Dans la section suivante, on admire Le Joueur de Luth (1595-1596), dans sa magnifique version du musée de l’Ermitage et un tableau de Giovanni Baglione, L'Amour sacré terrassant l'Amour profane dans lequel le diable aurait les traits de Caravage ! Vient ensuite un tableau représentant Le Jeune Saint Jean-Baptiste au bélier (1602), permettant à Caravage de représenter, dans un tableau religieux, un nu masculin peint « d’après un modèle vivant », une idée qui sera reprise par d’autres artistes comme Bartolomeo Manfredi, dont on voit Saint Jean-Baptiste tenant un mouton.

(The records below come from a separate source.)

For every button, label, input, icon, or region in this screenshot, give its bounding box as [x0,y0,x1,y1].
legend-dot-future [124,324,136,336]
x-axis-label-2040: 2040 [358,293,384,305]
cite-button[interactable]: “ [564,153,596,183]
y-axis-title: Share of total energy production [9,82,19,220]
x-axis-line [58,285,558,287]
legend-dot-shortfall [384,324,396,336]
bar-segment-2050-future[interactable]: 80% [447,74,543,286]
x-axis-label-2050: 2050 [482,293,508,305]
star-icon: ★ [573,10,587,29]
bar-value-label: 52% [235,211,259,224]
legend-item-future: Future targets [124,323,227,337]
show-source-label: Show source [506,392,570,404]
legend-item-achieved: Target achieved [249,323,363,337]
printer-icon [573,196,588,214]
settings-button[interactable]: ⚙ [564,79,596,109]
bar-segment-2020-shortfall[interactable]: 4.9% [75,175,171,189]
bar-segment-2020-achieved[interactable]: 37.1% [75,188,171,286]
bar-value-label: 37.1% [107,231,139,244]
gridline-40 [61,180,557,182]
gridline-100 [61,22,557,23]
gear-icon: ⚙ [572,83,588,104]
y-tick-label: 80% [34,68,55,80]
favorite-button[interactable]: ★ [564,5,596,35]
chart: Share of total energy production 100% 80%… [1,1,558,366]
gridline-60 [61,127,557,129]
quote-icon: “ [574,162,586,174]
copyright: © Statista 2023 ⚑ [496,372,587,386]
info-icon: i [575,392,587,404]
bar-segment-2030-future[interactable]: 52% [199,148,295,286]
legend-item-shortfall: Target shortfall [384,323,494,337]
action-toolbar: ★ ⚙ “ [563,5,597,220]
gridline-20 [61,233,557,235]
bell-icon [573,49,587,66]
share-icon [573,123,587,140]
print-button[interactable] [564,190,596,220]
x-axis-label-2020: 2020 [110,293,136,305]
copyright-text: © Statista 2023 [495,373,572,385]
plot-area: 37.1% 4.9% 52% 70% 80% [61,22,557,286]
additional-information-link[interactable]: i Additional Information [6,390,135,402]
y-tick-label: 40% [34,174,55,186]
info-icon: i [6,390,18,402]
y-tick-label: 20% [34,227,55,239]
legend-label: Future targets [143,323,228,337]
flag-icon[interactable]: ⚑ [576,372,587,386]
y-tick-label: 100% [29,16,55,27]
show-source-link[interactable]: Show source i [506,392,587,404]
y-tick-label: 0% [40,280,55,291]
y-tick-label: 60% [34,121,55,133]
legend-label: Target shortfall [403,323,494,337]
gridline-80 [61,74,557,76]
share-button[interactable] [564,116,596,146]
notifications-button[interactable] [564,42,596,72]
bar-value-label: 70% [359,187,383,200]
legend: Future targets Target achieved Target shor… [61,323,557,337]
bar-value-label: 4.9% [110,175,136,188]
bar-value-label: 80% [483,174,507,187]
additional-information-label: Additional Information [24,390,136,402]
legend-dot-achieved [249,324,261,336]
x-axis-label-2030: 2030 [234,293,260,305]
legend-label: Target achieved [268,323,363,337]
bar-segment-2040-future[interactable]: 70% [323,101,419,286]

Après deux tableaux de contemporains, l’un d’Annibal Carrache (L’Adoration des Bergers, 1597-1598) fidèle au style de la Renaissance, l’autre de Giovanni Baglione (La Résurrection du Christ, 1601-1603), objet de moquerie de la part de Caravage et de ses amis, on est ébloui par le Saint Jérôme écrivant (vers 1605) où la tête du saint émerge de l’obscurité, tout comme le crane qui lui fait face, et par Saint François en méditation (vers 1606), deux tableaux majeurs de Caravage.
La septième section est consacrée à « La passion du Christ, un thème caravagesque » où l’Ecce Homo (1605 ?) du maître, voisine avec une composition de Cigoli, sur le même sujet, et des Reniements de saint Pierre de Pensionante del Saraceni et Jusepe de Ribera.
Enfin, dans la dernière section, « Le Temps de la fuite », à côté du célèbre  Le Souper à Emmaüs (1606) où triomphe le clair-obscur, on peut voir, pour la première fois, côte à côte, les deux versions de Madeleine en extase (1606 ?), dont l’une ne fut découverte qu’en 2015. Une exposition magistrale, à ne pas manquer. R.P. Musée Jacquemart-André 8e. Jusqu’au 28 janvier 2019. Lien : www.musee-jacquemart-andre.com.